Fictitious Data Injection Could Protect from Copyright Infringement in AI Training

Image provided by Pixabay

This post is also available in: עברית (Hebrew)

AI has been a revolutionary force in the past few years, and it’s only getting started. With the introduction of generative AI models such as ChatGPT, what used to be a tool reserved for advanced technology companies has now become an everyday commodity used by students to improve their schoolwork or couples trying to create the perfect itinerary for their next trip abroad. However, in order to achieve its powerful capabilities, vast amounts of training data are required. Some of this data is copyrighted and used by developers without the copyright holder’s consent.

In order to curtail this issue, researchers from Imperial College London suggested a technique that could detect copyrighted data used for AI training. This mechanism is detailed in a paper posted on arXiv. According to TechXplore, the team took inspiration from early 20th-century map makers, who intentionally inserted fictitious places into their maps in order to spot illegal copies. Accordingly, they suggested the addition of “copyright traps” into the original copyrighted text, so that it could later be detected when it shows up on the trained LLM’s output, proving illegal use. This is best fitting for online content, where the copyright trap could be hidden from the user but still likely to be picked up by a data scraper.

However, the team explains that it is still possible for developers to avoid detection by creating ways to remove these traps. Therefore, they suggest varying traps and implanting them across many articles. They explain that removing all of them is likely to pose a significant challenge for developers, making it easier for creators to see when their data has been used without permission.

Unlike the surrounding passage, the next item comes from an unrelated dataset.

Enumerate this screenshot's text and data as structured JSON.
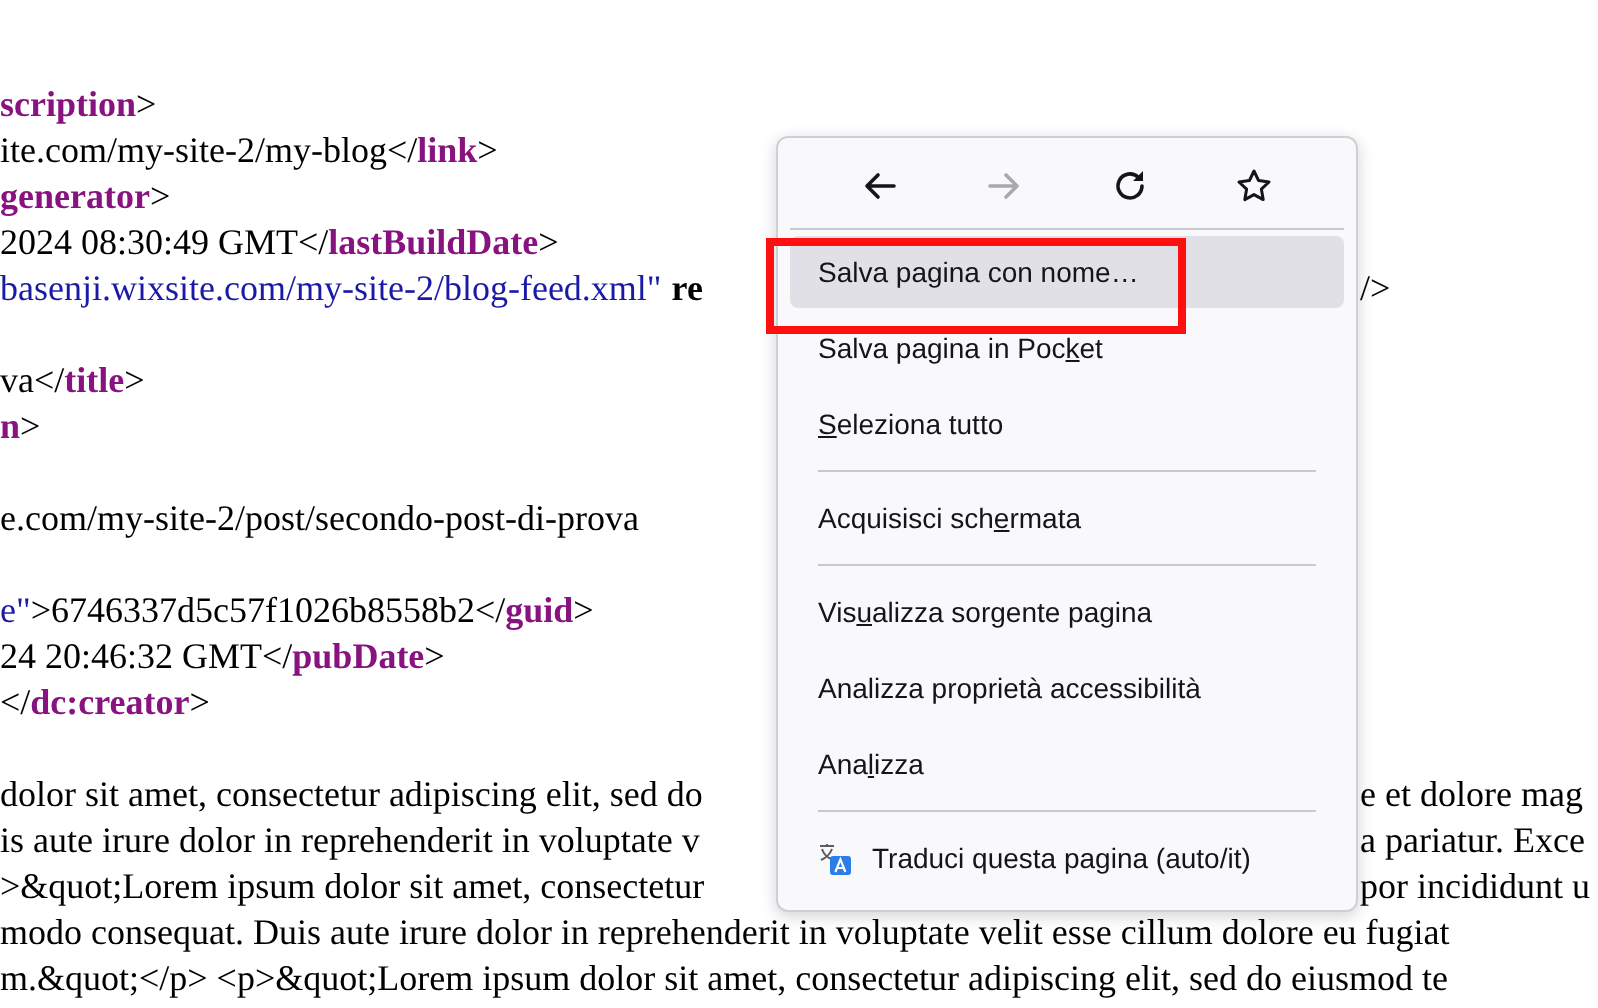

This “paper towns” theory was validated in a successful experiment the researchers conducted along with a team in France, that involved developing their own LLM and injecting numerous copyright traps into its training set.

The researchers hope that this research will incentivize LLM developers to be more transparent with the data they use for training, something they are currently reluctant to do. They believe that this way, authors who unknowingly contribute to LLM training will be properly compensated for their original work.